借地人の債務不履行等により、建物にかかる抵当権等を金融機関等に実行され、借地上の建物が競落される場合があります。
この場合、建物の所有権は競落人に移転するとともに、借地権も同時に譲渡されたことになります。

その場合、競落人(新たな借地人)は、賃貸人に対して、借地権譲渡の承認を求める必要があります。
賃貸人の承諾がない場合、競落とはいえ、無断譲渡となり、賃貸借契約を解除されるリスクがあるからです(民法612条)。
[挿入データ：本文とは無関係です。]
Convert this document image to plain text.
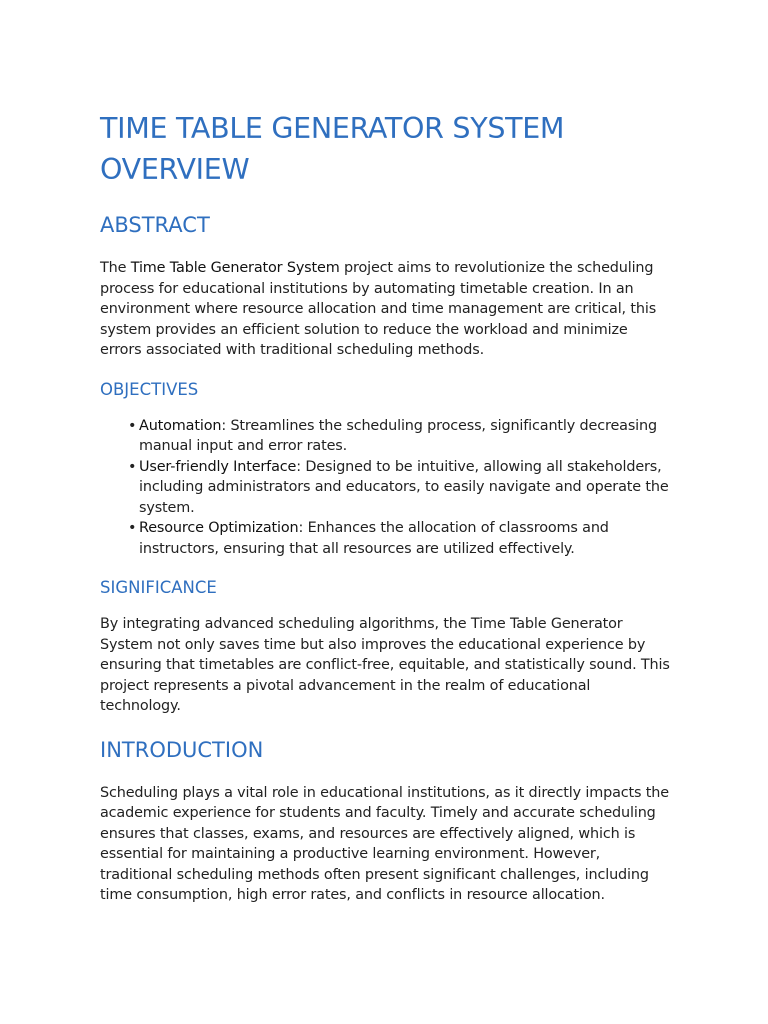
TIME TABLE GENERATOR SYSTEM OVERVIEW
ABSTRACT

The Time Table Generator System project aims to revolutionize the scheduling process for educational institutions by automating timetable creation. In an environment where resource allocation and time management are critical, this system provides an efficient solution to reduce the workload and minimize errors associated with traditional scheduling methods.

OBJECTIVES
• Automation: Streamlines the scheduling process, significantly decreasing manual input and error rates.
• User-friendly Interface: Designed to be intuitive, allowing all stakeholders, including administrators and educators, to easily navigate and operate the system.
• Resource Optimization: Enhances the allocation of classrooms and instructors, ensuring that all resources are utilized effectively.
SIGNIFICANCE

By integrating advanced scheduling algorithms, the Time Table Generator System not only saves time but also improves the educational experience by ensuring that timetables are conflict-free, equitable, and statistically sound. This project represents a pivotal advancement in the realm of educational technology.

INTRODUCTION

Scheduling plays a vital role in educational institutions, as it directly impacts the academic experience for students and faculty. Timely and accurate scheduling ensures that classes, exams, and resources are effectively aligned, which is essential for maintaining a productive learning environment. However, traditional scheduling methods often present significant challenges, including time consumption, high error rates, and conflicts in resource allocation.
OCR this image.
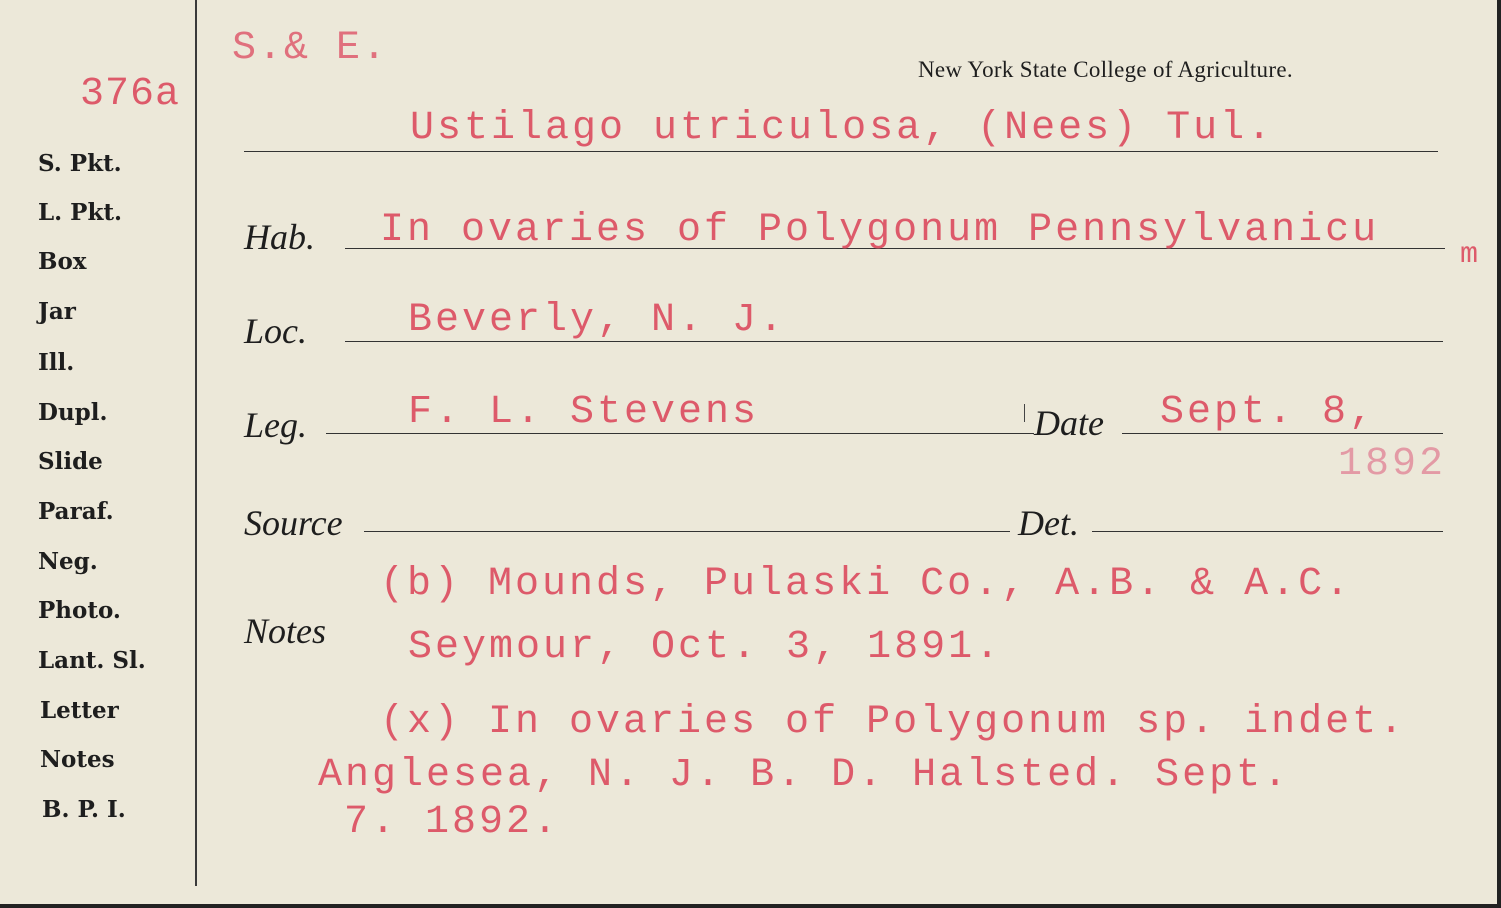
376a
S. Pkt.
L. Pkt.
Box
Jar
Ill.
Dupl.
Slide
Paraf.
Neg.
Photo.
Lant. Sl.
Letter
Notes
B. P. I.
S.& E.	New York State College of Agriculture.
Ustilago utriculosa, (Nees) Tul.
Hab. In ovaries of Polygonum Pennsylvanicu
m
Loc.	Beverly, N. J.
Leg.	F. L. Stevens	Date Sept. 8,
1892
Source	Det.
Notes
(b) Mounds, Pulaski Co., A.B. & A.C.
Seymour, Oct. 3, 1891.
(x) In ovaries of Polygonum sp. indet.
Anglesea, N. J. B. D. Halsted. Sept.
7. 1892.
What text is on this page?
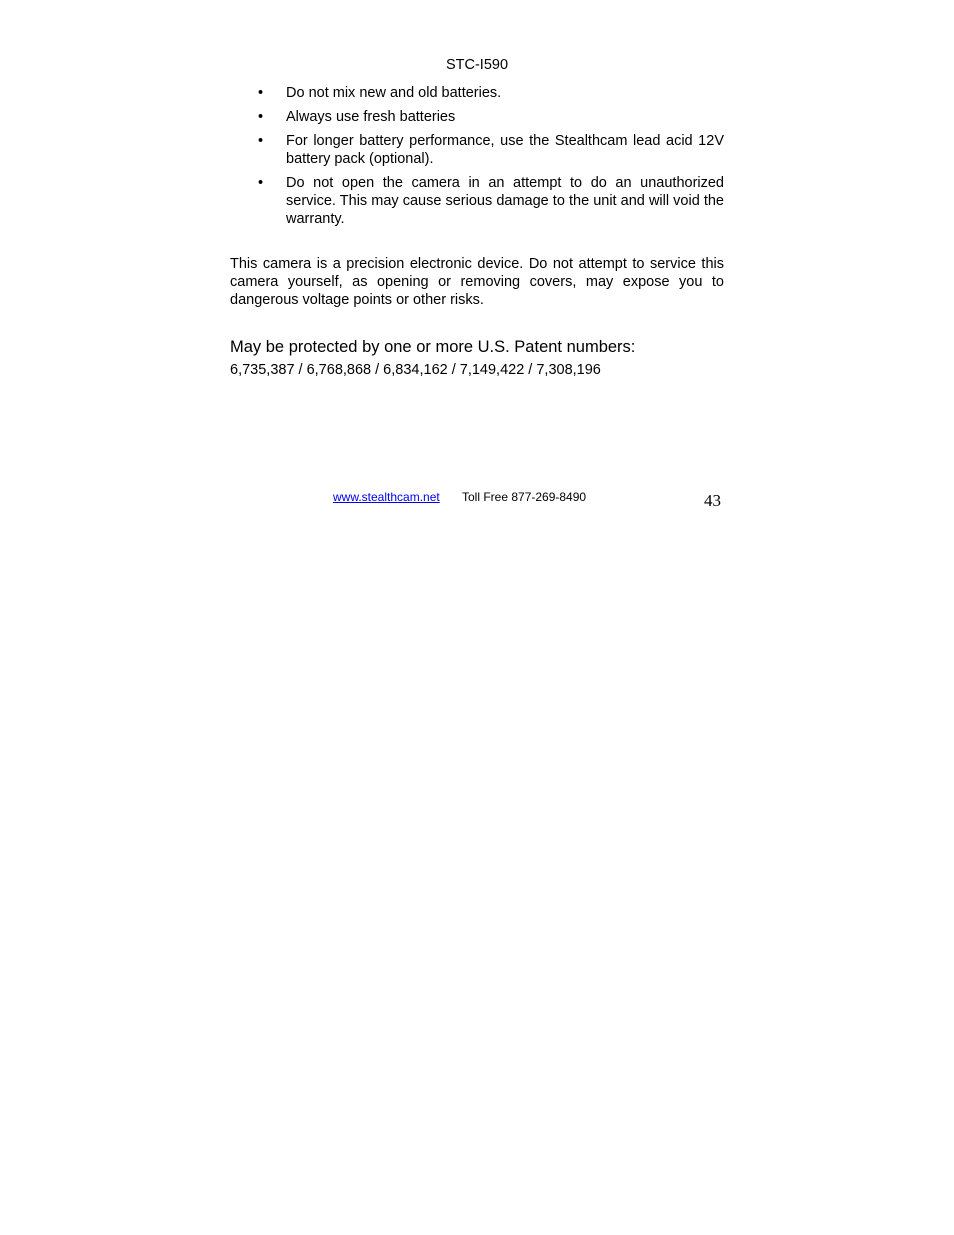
STC-I590
•	Do not mix new and old batteries.
•	Always use fresh batteries
•	For longer battery performance, use the Stealthcam lead acid 12V battery pack (optional).
•	Do not open the camera in an attempt to do an unauthorized service. This may cause serious damage to the unit and will void the warranty.

This camera is a precision electronic device. Do not attempt to service this camera yourself, as opening or removing covers, may expose you to dangerous voltage points or other risks.

May be protected by one or more U.S. Patent numbers:

6,735,387 / 6,768,868 / 6,834,162 / 7,149,422 / 7,308,196

www.stealthcam.net Toll Free 877-269-8490	43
賃貸人としては、実務上、譲渡承諾料を求めることが多く、その金額等について借地人が納得しない場合には、承諾をしないとの選択もあります。
もっとも、借地人より、「借地非訟」という裁判上の手続を申し立てられ(借地借家法20条1項)、裁判所の判断として、強制的に譲渡承諾が認められてしまうリスクも存在します。
なお、「競落」を理由とした上記借地非訟の申立ては、競落人において建物の代金を支払った後、2ヶ月以内に行う必要があります(借地借家法20条3項)。

借地非訟を申し立てられた賃貸人としては、承諾料について鑑定等により争う方法もありますが、借地権を自ら買い取ってしまうことも可能です(介入権。借地借家法20条2項・19条3項)。
他方で、借地人(競落人)においても、最終手段にはなりますが、建物買取請求権を行使することもあり得ます(借地借家法14条)。

上記の通り、様々な考慮要素が存在しますので、その場面に応じて適切な判断をする必要があります。
競落と譲渡承諾等について、ご参考になりましたら幸いです。